The Role of Tensorial Electronic Friction in Energy Transfer at Metal Surfaces

TL;DR

This paper calculates the full electronic friction tensor at metal surfaces using first-principles methods, revealing anisotropic and non-diagonal features that influence energy transfer and mode coupling in atom-surface interactions.

Contribution

It introduces a first-principles approach to compute the full electronic friction tensor, highlighting its anisotropic and non-diagonal nature and its impact on energy redistribution.

Findings

Friction tensor is generally anisotropic and non-diagonal.

Electron-hole pair coupling induces mode coupling.
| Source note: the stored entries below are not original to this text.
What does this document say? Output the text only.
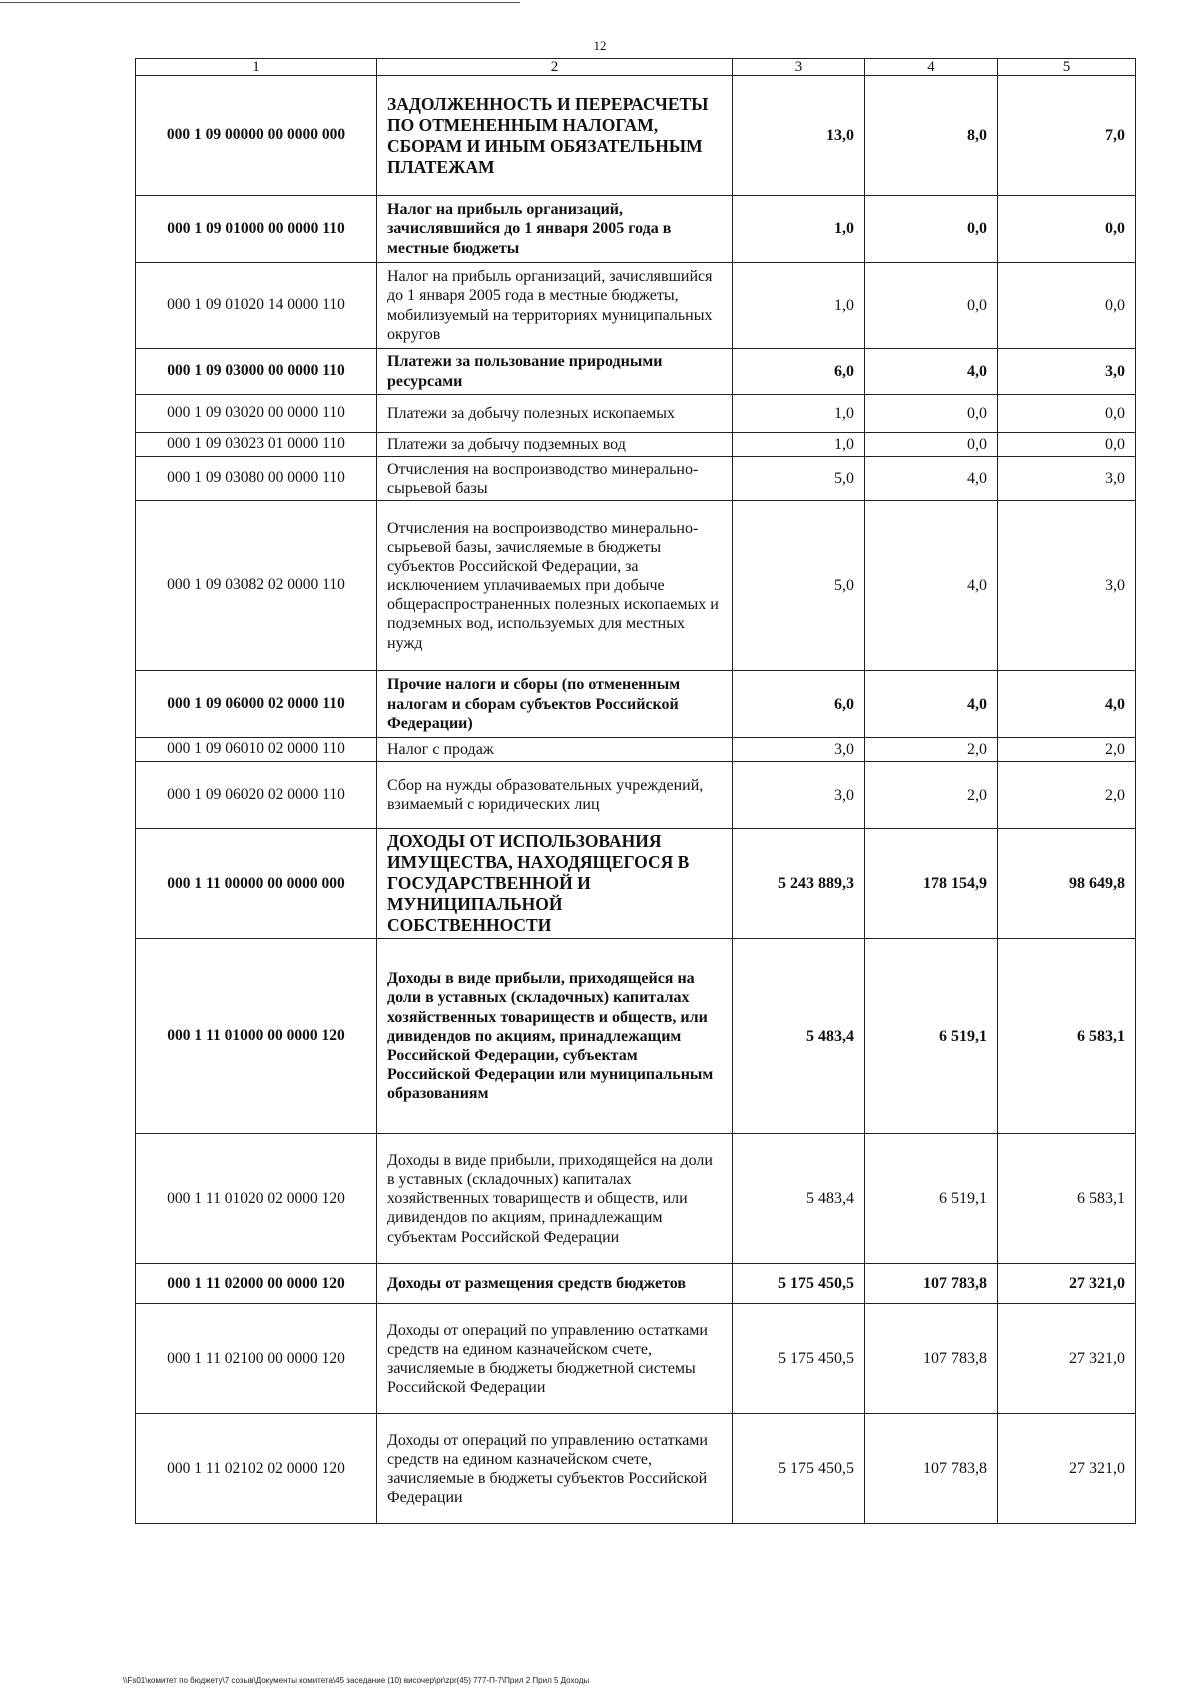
12
1	2	3	4	5
000 1 09 00000 00 0000 000	ЗАДОЛЖЕННОСТЬ И ПЕРЕРАСЧЕТЫ ПО ОТМЕНЕННЫМ НАЛОГАМ, СБОРАМ И ИНЫМ ОБЯЗАТЕЛЬНЫМ ПЛАТЕЖАМ	13,0	8,0	7,0
000 1 09 01000 00 0000 110	Налог на прибыль организаций, зачислявшийся до 1 января 2005 года в местные бюджеты	1,0	0,0	0,0
000 1 09 01020 14 0000 110	Налог на прибыль организаций, зачислявшийся до 1 января 2005 года в местные бюджеты, мобилизуемый на территориях муниципальных округов	1,0	0,0	0,0
000 1 09 03000 00 0000 110	Платежи за пользование природными ресурсами	6,0	4,0	3,0
000 1 09 03020 00 0000 110	Платежи за добычу полезных ископаемых	1,0	0,0	0,0
000 1 09 03023 01 0000 110	Платежи за добычу подземных вод	1,0	0,0	0,0
000 1 09 03080 00 0000 110	Отчисления на воспроизводство минерально-сырьевой базы	5,0	4,0	3,0
000 1 09 03082 02 0000 110	Отчисления на воспроизводство минерально-сырьевой базы, зачисляемые в бюджеты субъектов Российской Федерации, за исключением уплачиваемых при добыче общераспространенных полезных ископаемых и подземных вод, используемых для местных нужд	5,0	4,0	3,0
000 1 09 06000 02 0000 110	Прочие налоги и сборы (по отмененным налогам и сборам субъектов Российской Федерации)	6,0	4,0	4,0
000 1 09 06010 02 0000 110	Налог с продаж	3,0	2,0	2,0
000 1 09 06020 02 0000 110	Сбор на нужды образовательных учреждений, взимаемый с юридических лиц	3,0	2,0	2,0
000 1 11 00000 00 0000 000	ДОХОДЫ ОТ ИСПОЛЬЗОВАНИЯ ИМУЩЕСТВА, НАХОДЯЩЕГОСЯ В ГОСУДАРСТВЕННОЙ И МУНИЦИПАЛЬНОЙ СОБСТВЕННОСТИ	5 243 889,3	178 154,9	98 649,8
000 1 11 01000 00 0000 120	Доходы в виде прибыли, приходящейся на доли в уставных (складочных) капиталах хозяйственных товариществ и обществ, или дивидендов по акциям, принадлежащим Российской Федерации, субъектам Российской Федерации или муниципальным образованиям	5 483,4	6 519,1	6 583,1
000 1 11 01020 02 0000 120	Доходы в виде прибыли, приходящейся на доли в уставных (складочных) капиталах хозяйственных товариществ и обществ, или дивидендов по акциям, принадлежащим субъектам Российской Федерации	5 483,4	6 519,1	6 583,1
000 1 11 02000 00 0000 120	Доходы от размещения средств бюджетов	5 175 450,5	107 783,8	27 321,0
000 1 11 02100 00 0000 120	Доходы от операций по управлению остатками средств на едином казначейском счете, зачисляемые в бюджеты бюджетной системы Российской Федерации	5 175 450,5	107 783,8	27 321,0
000 1 11 02102 02 0000 120	Доходы от операций по управлению остатками средств на едином казначейском счете, зачисляемые в бюджеты субъектов Российской Федерации	5 175 450,5	107 783,8	27 321,0
\\Fs01\комитет по бюджету\7 созыв\Документы комитета\45 заседание (10) височер\pr\zpr(45) 777-П-7\Прил 2 Прил 5 Доходы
Results agree with established methods and experimental data.

Abstract

An accurate description of nonadiabatic energy relaxation is crucial for modeling atomistic dynamics at metal surfaces. Interfacial energy transfer due to electron-hole pair excitations coupled to motion of molecular adsorbates is often simulated by Langevin molecular dynamics with electronic friction. Here, we present calculations of the full electronic friction tensor by using first order time-dependent perturbation theory (TDPT) at the density functional theory (DFT) level. We show that the friction tensor is generally anisotropic and non-diagonal, as found for hydrogen atom on Pd(100) and CO on a Cu(100) surfaces. This implies that electron-hole pair induced nonadiabatic coupling at metal surfaces leads to friction-induced mode coupling, therefore opening an additional channel for energy redistribution. We demonstrate the robustness and accuracy of our results by direct comparison to established methods and experimental data.